И все-таки я не мог сейчас до конца побороть в душе бессильную
злобную неприязнь к себе подобным. Повесив бинокль на шею, я стал
подниматься по винтовой лестнице. Тома следовал за мною. От жары здесь
можно было задохнуться. Несколько раз нога соскальзывала с истершихся
каменных ступеней, я хватался правой рукой за перила, и от этого начинала
гореть обожженная ладонь. Бинокль мотался у меня на груди. А ремень от
бинокля давил шею. Поднявшись по винтовой лестнице, мы вышли на плоскую
крышу донжона, но не увидели ничего, со всех сторон площадку окружала
стена в два с половиной метра высоты. Узкие каменные ступеньки, выбитые в
стене, вели на парапет в метр шириной, но без ограждения. С этого
парапета, куда меня, двенадцатилетнего мальчишку, боялся пускать дядя,
открывалась бескрайняя панорама окрестностей.
Я остановился, чтобы отдышаться. Неба не было. Все тот же
свинцово-серый колпак висел над землей, закрывая ее до самого горизонта.

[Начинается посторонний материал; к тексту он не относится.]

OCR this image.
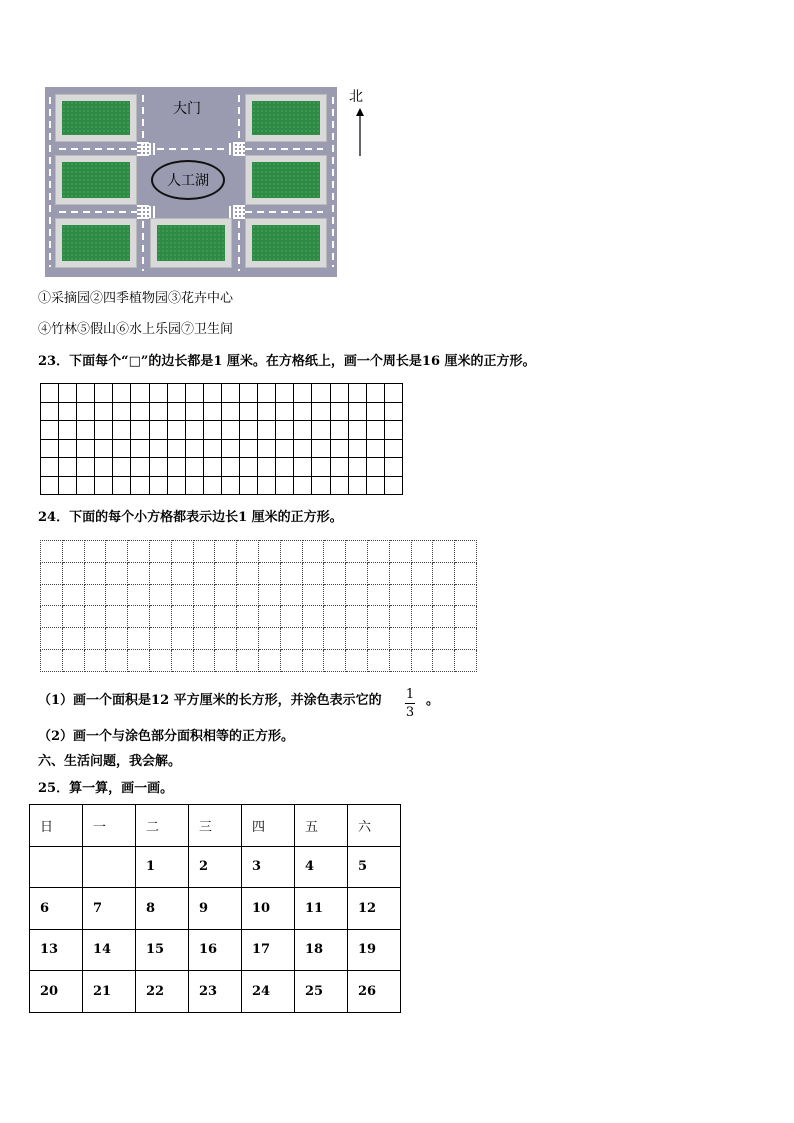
大门
人工湖
北
①采摘园②四季植物园③花卉中心
④竹林⑤假山⑥水上乐园⑦卫生间
23．下面每个“□”的边长都是1 厘米。在方格纸上，画一个周长是16 厘米的正方形。

24．下面的每个小方格都表示边长1 厘米的正方形。

（1）画一个面积是12 平方厘米的长方形，并涂色表示它的 1
3
。
（2）画一个与涂色部分面积相等的正方形。
六、生活问题，我会解。
25．算一算，画一画。
日	一	二	三	四	五	六
		1	2	3	4	5
6	7	8	9	10	11	12
13	14	15	16	17	18	19
20	21	22	23	24	25	26
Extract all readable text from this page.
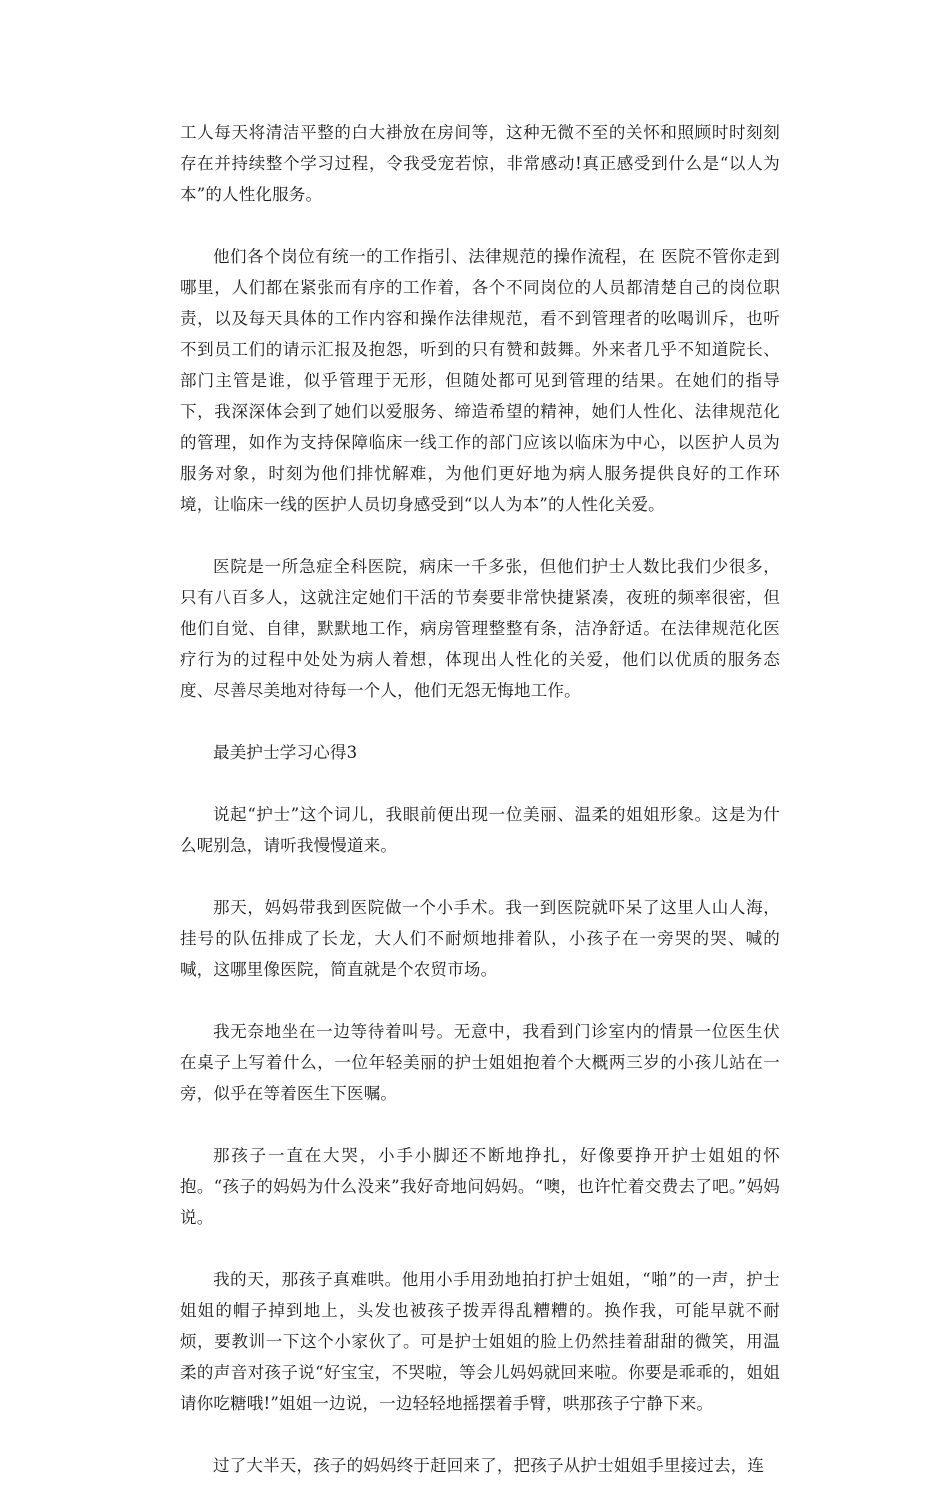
工人每天将清洁平整的白大褂放在房间等，这种无微不至的关怀和照顾时时刻刻存在并持续整个学习过程，令我受宠若惊，非常感动!真正感受到什么是“以人为本”的人性化服务。

他们各个岗位有统一的工作指引、法律规范的操作流程，在 医院不管你走到哪里，人们都在紧张而有序的工作着，各个不同岗位的人员都清楚自己的岗位职责，以及每天具体的工作内容和操作法律规范，看不到管理者的吆喝训斥，也听不到员工们的请示汇报及抱怨，听到的只有赞和鼓舞。外来者几乎不知道院长、部门主管是谁，似乎管理于无形，但随处都可见到管理的结果。在她们的指导下，我深深体会到了她们以爱服务、缔造希望的精神，她们人性化、法律规范化的管理，如作为支持保障临床一线工作的部门应该以临床为中心，以医护人员为服务对象，时刻为他们排忧解难，为他们更好地为病人服务提供良好的工作环境，让临床一线的医护人员切身感受到“以人为本”的人性化关爱。

医院是一所急症全科医院，病床一千多张，但他们护士人数比我们少很多，只有八百多人，这就注定她们干活的节奏要非常快捷紧凑，夜班的频率很密，但他们自觉、自律，默默地工作，病房管理整整有条，洁净舒适。在法律规范化医疗行为的过程中处处为病人着想，体现出人性化的关爱，他们以优质的服务态度、尽善尽美地对待每一个人，他们无怨无悔地工作。

最美护士学习心得3

说起“护士”这个词儿，我眼前便出现一位美丽、温柔的姐姐形象。这是为什么呢别急，请听我慢慢道来。

那天，妈妈带我到医院做一个小手术。我一到医院就吓呆了这里人山人海，挂号的队伍排成了长龙，大人们不耐烦地排着队，小孩子在一旁哭的哭、喊的喊，这哪里像医院，简直就是个农贸市场。

我无奈地坐在一边等待着叫号。无意中，我看到门诊室内的情景一位医生伏在桌子上写着什么，一位年轻美丽的护士姐姐抱着个大概两三岁的小孩儿站在一旁，似乎在等着医生下医嘱。

那孩子一直在大哭，小手小脚还不断地挣扎，好像要挣开护士姐姐的怀抱。“孩子的妈妈为什么没来”我好奇地问妈妈。“噢，也许忙着交费去了吧。”妈妈说。

我的天，那孩子真难哄。他用小手用劲地拍打护士姐姐，“啪”的一声，护士姐姐的帽子掉到地上，头发也被孩子拨弄得乱糟糟的。换作我，可能早就不耐烦，要教训一下这个小家伙了。可是护士姐姐的脸上仍然挂着甜甜的微笑，用温柔的声音对孩子说“好宝宝，不哭啦，等会儿妈妈就回来啦。你要是乖乖的，姐姐请你吃糖哦!”姐姐一边说，一边轻轻地摇摆着手臂，哄那孩子宁静下来。

过了大半天，孩子的妈妈终于赶回来了，把孩子从护士姐姐手里接过去，连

Воздух в полном смысле слова был раскален, колени у меня дрожали, из
последних сил карабкался я по ступеням, дыша прерывисто, со свистом, и
капли пота, стекая с лица, падали на камни. Я не решился выбраться на
парапет. Кто знает, сумею ли я сохранить равновесие. Так я и остановился
на верхней ступеньке. Тома стоял ступенькой ниже.
Я обвел глазами округу и оцепенел. Должно быть, меня шатнуло, потому
что я почувствовал, как рука Тома поддержала меня, прижав к стене.
Первое, что я увидел - для этого мне даже не понадобился бинокль, -
была догорающая ферма "Семь Буков". Обвалившаяся кровля, обгоревшие двери
и оконные рамы, рухнувшие стены - вот все, что от нее осталось. Кое-где на
фоне серого неба виднелись обуглившиеся руины и то здесь, то там, как
колья, торчали из земли черные обрубки деревьев. Воздух был неподвижен.
Черный густой дым столбом поднимался к небу, а внизу по земле еще
пробегали длинные красные языки пламени, они то вспыхивали, то опадали,
словно огонь в очаге.
Чуть дальше, по правую руку, я с трудом различил Мальжак. Церковная
колокольня исчезла. Почта тоже. Обычно легко было распознать это
одноэтажное нескладное здание, стоявшее на склоне холма у самой дороги в
Ла-Рок. Казалось, будто кто-то ударил по поселку кулаком и, расплющив,
придавил к земле. Нигде ни деревца. Ни черепичной крыши. Все
пепельно-серое, лишь кое-где языки пламени, но и они, вспыхнув, почти тут
же угасали.
Я поднес к глазам бинокль и настроил его дрожащими руками. У Колена и
Мейсонье были в поселке дома, у одного в центре, у другого немного на
Отшибе, у спуска к Рюне. От дома Колена не сохранилось и следа, но по
уцелевшему коньку крыши я установил местоположение дома Мейсонье. От фермы
Пейсу, обсаженной великолепными елями, остался лишь низенький черный
холмик.
Я опустил бинокль и тихо сказал:
- Больше ничего нет. В ответ Тома молча склонил голову.